During the elongation phase, tRNAs bind to the 80s ribosome as it passes over the codons of the mRNA, and the amino acids attached to the tRNAs are transferred to the growing polypeptide. Binding of the tRNAs to the ribosome is assisted by an accessory protein called eukaryotic elongation factor 1 (eEF1). A codon is decoded by the appropriate tRNA through base pairing between the three nucleotides that make up the codon in the mRNA and three complementary nucleotides within a specific region (called the anticodon) within the tRNA. The tRNA binding sites in the 80s ribosome are located in the 60s subunit. The ribosome moves over the coding region one codon at a time, or in steps of three nucleotides, in a process referred to as “translocation.” When the ribosome moves to the next codon to be decoded, the tRNA containing the appropriate anticodon will bind tightly in the open site in the 60s subunit (the A site). The tRNA that bound to the previous codon is present in a second site in the 60s subunit (the P site). Once a new tRNA has bound to the A site, the ribosomal RNA itself catalyzes the formation of a peptide bond between the growing polypeptide and the new amino acid. This results in the transfer of the polypeptide attached to the tRNA present in the P site to the amino acid on the tRNA present in the A site. A second elongation factor, eEF2, catalyzes the movement of the ribosome to the next codon to be decoded. This process is repeated one codon at a time until a stop codon is reached.

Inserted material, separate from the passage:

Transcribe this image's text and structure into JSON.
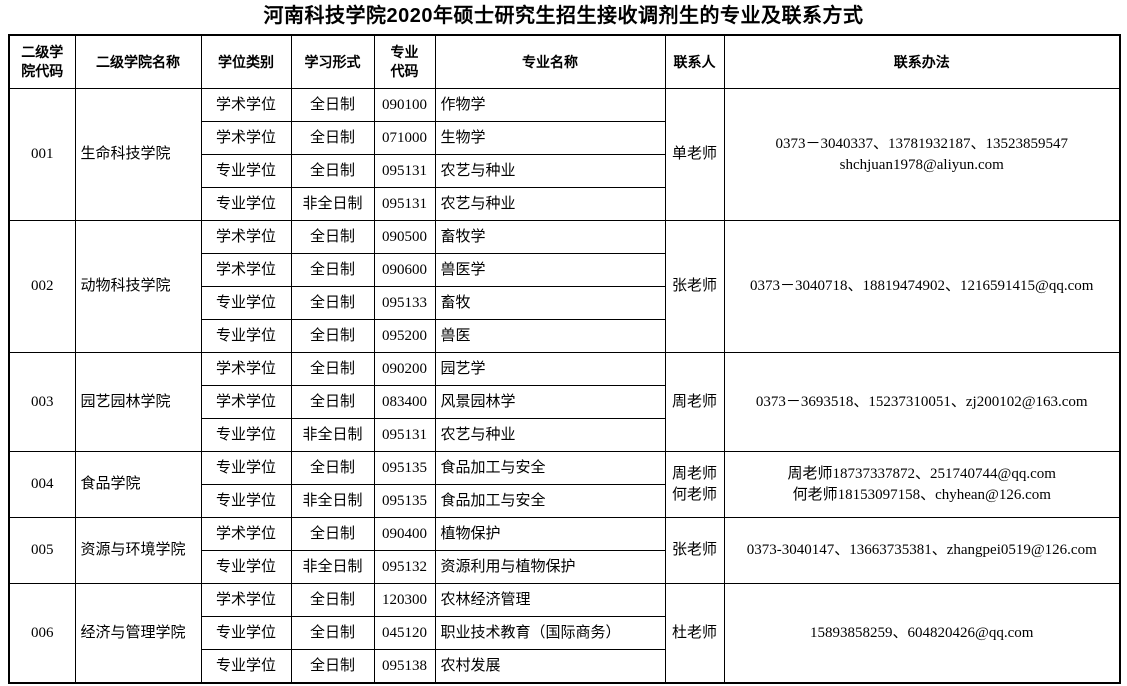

The termination phase of translation begins when the ribosome reaches one of the three termination or stop codons. These are also referred to as “nonsense” codons as the cell does not produce any tRNAs that can decode them. Accessory factors, called release factors, are also required to assist this stage of translation. They bind to the empty A site in which the stop codon is present, and this triggers the cleavage of the bond between the completed protein from the last tRNA in the P site, thereby releasing the protein. The ribosome then dissociates into its 40s and 60s subunits, the latter of which diffuse away from the mRNA. The close physical proximity of the cap and poly-A tail of an mRNA maintained by the interaction between PABP and the initiation factors (eIF4G and eIF4B) is thought to assist the recycling of the 40s subunit back to the 5′ end of the mRNA to participate in a subsequent round of translation.
The elucidation of the process and control of protein synthesis provides a ready means by which scientists can manipulate these processes in cells. In addition to infectious diseases, insufficient dietary protein represents one of the greatest challenges to world health. The majority of people now living are limited to obtaining their dietary protein solely through the consumption of plant matter. Knowledge of the process of protein synthesis may allow molecular biologists to increase the amount of protein in important crop species. Moreover, most plants contain an imbalance in the amino acids needed in the human diet that can lead to disease. For example, protein from corn is poor in the amino acid lysine, whereas the protein from soybeans is poor in methionine and cysteine. Molecular biologists may be able to correct this imbalance by changing the codons present in plant genes, thus improving this source of protein for those people who rely on it for life.